Python 数据处理 —— pandas 表格样式

最新推荐文章于 2025-03-10 21:35:46 发布

名本无名

最新推荐文章于 2025-03-10 21:35:46 发布

阅读量1.6k

点赞数 1

分类专栏： Python 文章标签： python pandas 开发语言

本文链接：https://blog.csdn.net/dxs18459111694/article/details/134715824

版权

Python 专栏收录该内容

37 篇文章

订阅专栏

前言

讲到这里，Python 的数据处理部分已经写的差不多了。

学完了前面的部分，差不多已经能够熟练的处理各种各样的数据了。

在本系列的最后，我们将介绍如何展示数据，当然，并不是数据的可视化，而是像 Excel 表格一样，设置数据的颜色、字体、大小等样式

在 pandas 中，通过 DataFrame.style 属性，可以获取一个 Styler 对象，该对象提供了方法，让我们很方便的格式化和展示 DataFrame 数据

样式的设置是通过 CSS 来完成，所以，所有的代码需要在 Jupyter Notebook 中运行

介绍

1 创建样式

将你的样式函数传递给下面两个方法之一：

Styler.applymap：逐元素
- 是将函数应用于每个元素上的
- 函数接受一个标量值，返回一个属性-值对的 CSS 样式字符串
Styler.apply：按行、列或按表设置
- 根据 axis 参数，将函数应用于行(axis=0)、列(axis=1)或整个表(axis=None)
- 接受一个 Series 或 DataFrame，返回一个具有相同形状的 Series 或 DataFrame。每个值都是 CSS 样式字符串

这两个方法都接受一个函数（以及其他一些关键字参数），并以某种方式应用到 DataFrame 中。

对于如下例子

import pandas as pd
import numpy as np

np.random.seed(24)
df = pd.DataFrame({'A': np.linspace(1, 10, 10)})
df = pd.concat([df, pd.DataFrame(np.random.randn(10, 4), columns=list('BCDE'))],
               axis=1)
df.iloc[3, 3] = np.nan
df.iloc[0, 2] = np.nan

这是一个没有任何渲染的样式

df.style

上面的输出看起来和标准的 DataFrame 非常相似，但其实有些操作是在后台完成的，将 CSS 类附加到了每个单元格。

我们可以通过调用 .render 方法来查看

>>> df.style.highlight_null().render().split('\n')[:10]
['<style  type="text/css" >',
 '#T_69f90_row0_col2,#T_69f90_row3_col3{',
 '            background-color:  red;',
 '        }</style><table id="T_69f90_" ><thead>    <tr>        <th class="blank level0" ></th>        <th class="col_heading level0 col0" >A</th>        <th class="col_heading level0 col1" >B</th>        <th class="col_heading level0 col2" >C</th>        <th class="col_heading level0 col3" >D</th>        <th class="col_heading level0 col4" >E</th>    </tr></thead><tbody>',
 '                <tr>',
 '                        <th id="T_69f90_level0_row0" class="row_heading level0 row0" >0</th>',
 '                        <td id="T_69f90_row0_col0" class="data row0 col0" >1.000000</td>',
 '                        <td id="T_69f90_row0_col1" class="data row0 col1" >1.329212</td>',
 '                        <td id="T_69f90_row0_col2" class="data row0 col2" >nan</td>',
 '                        <td id="T_69f90_row0_col3" class="data row0 col3" >-0.316280</td>']

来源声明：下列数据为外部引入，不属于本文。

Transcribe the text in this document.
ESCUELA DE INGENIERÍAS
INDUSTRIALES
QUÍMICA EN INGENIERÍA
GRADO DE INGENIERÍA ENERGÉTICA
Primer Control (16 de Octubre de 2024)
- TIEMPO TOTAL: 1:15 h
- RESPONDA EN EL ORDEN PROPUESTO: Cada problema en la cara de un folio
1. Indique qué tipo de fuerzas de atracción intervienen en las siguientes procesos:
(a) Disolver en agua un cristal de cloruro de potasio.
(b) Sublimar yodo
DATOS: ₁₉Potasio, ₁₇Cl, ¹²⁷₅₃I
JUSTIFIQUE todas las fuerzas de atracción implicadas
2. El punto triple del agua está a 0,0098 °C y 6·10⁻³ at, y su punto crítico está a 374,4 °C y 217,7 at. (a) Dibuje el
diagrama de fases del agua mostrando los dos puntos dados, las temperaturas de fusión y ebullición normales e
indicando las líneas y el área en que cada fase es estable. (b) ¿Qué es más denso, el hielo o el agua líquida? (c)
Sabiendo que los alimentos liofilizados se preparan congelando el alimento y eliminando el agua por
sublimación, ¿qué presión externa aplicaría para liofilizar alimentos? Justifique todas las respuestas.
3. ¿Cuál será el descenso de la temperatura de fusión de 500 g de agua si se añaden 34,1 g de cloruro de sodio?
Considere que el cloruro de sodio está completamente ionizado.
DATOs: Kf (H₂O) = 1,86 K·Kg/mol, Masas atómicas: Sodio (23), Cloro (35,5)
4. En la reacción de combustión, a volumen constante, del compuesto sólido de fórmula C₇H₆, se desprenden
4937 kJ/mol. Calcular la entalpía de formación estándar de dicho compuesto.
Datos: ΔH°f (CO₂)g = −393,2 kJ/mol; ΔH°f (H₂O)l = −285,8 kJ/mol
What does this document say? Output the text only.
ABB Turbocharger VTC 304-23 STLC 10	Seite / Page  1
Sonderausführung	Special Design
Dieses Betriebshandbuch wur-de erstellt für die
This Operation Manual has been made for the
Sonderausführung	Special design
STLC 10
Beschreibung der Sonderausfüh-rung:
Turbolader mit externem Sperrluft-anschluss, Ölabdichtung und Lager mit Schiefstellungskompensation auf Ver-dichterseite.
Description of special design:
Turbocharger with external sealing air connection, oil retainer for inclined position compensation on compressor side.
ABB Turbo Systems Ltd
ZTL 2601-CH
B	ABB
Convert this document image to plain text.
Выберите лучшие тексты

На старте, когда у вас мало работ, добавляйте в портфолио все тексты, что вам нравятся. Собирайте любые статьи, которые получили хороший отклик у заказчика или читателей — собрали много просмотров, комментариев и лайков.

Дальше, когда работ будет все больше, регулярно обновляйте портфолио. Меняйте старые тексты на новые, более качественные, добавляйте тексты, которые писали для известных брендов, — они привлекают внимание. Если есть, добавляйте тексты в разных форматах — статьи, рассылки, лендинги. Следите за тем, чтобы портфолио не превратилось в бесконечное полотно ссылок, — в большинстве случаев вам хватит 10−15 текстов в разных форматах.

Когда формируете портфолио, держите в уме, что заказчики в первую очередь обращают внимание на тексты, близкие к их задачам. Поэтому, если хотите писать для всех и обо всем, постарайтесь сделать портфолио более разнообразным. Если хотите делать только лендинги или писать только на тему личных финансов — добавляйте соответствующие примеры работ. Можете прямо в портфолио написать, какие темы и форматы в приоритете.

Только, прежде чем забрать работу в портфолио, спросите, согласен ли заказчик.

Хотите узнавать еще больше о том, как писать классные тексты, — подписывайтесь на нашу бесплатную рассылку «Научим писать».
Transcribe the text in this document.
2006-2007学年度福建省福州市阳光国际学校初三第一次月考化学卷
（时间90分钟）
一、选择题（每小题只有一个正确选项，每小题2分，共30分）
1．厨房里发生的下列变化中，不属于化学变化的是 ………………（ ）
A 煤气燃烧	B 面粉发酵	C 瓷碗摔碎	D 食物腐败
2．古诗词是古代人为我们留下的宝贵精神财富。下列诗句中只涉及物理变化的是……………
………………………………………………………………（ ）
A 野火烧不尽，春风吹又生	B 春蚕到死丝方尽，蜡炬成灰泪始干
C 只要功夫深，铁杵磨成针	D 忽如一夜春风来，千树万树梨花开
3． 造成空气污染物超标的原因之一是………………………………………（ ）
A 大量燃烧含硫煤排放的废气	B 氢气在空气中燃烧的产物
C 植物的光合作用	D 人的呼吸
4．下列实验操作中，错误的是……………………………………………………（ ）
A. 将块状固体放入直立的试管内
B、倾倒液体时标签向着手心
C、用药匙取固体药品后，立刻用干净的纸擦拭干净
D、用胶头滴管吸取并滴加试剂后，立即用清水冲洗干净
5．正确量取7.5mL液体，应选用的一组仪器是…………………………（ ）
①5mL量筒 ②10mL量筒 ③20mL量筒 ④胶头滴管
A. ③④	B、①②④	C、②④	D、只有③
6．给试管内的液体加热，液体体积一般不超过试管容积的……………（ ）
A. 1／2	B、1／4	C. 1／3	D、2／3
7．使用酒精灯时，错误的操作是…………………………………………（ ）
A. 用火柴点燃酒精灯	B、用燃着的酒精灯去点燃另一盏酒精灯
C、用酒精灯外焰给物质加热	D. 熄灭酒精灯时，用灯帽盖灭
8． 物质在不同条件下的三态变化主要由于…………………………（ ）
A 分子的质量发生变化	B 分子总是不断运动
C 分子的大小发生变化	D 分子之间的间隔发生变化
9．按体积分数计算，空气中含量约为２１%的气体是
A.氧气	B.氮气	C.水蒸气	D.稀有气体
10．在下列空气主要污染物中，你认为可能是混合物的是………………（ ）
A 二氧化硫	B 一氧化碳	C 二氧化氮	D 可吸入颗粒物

row0_col2 是特定单元格的标识，同时为每个 DataFrame 的每行、每列添加了唯一标识的 UUID，使其在同一个 notebook 里面是唯一标识的，不会与其他样式重名

在编写样式函数时，需要注意返回值是 CSS 属性-值的形式，pandas 会自动匹配到相应的单元格。

来看一个简单的例子，将负数涂成红色，整数涂成黑色

def color_negative_red(val):
    """
    Takes a scalar and returns a string with
    the css property `'color: red'` for negative
    strings, black otherwise.
    """
    color = 'red' if val < 0 else 'black'
    return 'color: %s' % color

在这个例子中，我们需要对每个元素应用样式，所以，应该使用 Styler.applymap 方法

s = df.style.applymap(color_negative_red)
s

注意，该函数与 df.applymap 是类似的

现在，假设我们想要突出显示每一列的最大值，就不能再使用 .applymap 了

应该使用 .apply 并指定 axis=0。我们先定义样式函数

def highlight_max(s):
    '''
    highlight the maximum in a Series yellow.
    '''
    is_max = s == s.max()
    return ['background-color: yellow' if v else '' for v in is_max]

显示样式

df.style.apply(highlight_max)

在这个例子中，输入的是 Series，一次处理一列。返回的结果与输入的数据形状一样

更优雅的方式是使用链式调用来组合多个样式

df.style.\
    applymap(color_negative_red).\
    apply(highlight_max)

如果想高亮整个 DataFrame 的最大值，该怎么做？

我们可以使用 .apply(function, axis=None) 将函数应用于整个表

下面，我们重写一下高亮最大值的函数，使其支持不同的应用场景（按行、按列等），以及颜色的调整

def highlight_max(data, color='yellow'):
    '''
    highlight the maximum in a Series or DataFrame
    '''
    attr = 'background-color: {}'.format(color)
    if data.ndim == 1:  # Series from .apply(axis=0) or axis=1
        is_max = data == data.max()
        return [attr if v else '' for v in is_max]
    else:  # from .apply(axis=None)
        is_max = data == data.max().max()
        return pd.DataFrame(np.where(is_max, attr, ''),
                            index=data.index, columns=data.columns)

高亮最大值

df.style.apply(highlight_max, color='darkorange', axis=None)

2 精细控制：切片

Styler.apply 和 Styler.applymap 都接受一个 subset 参数，用于控制将样式应用于指定的行或列，而无需在样式函数中编写代码

其行为类似于 DataFrame 切片

标量被视为列名
一个列名（或 Series 或 numpy array）
一个元组（(row_indexer, column_indexer)），可以使用 pd.IndexSlice 构造

df.style.apply(highlight_max, subset=['B', 'C', 'D'])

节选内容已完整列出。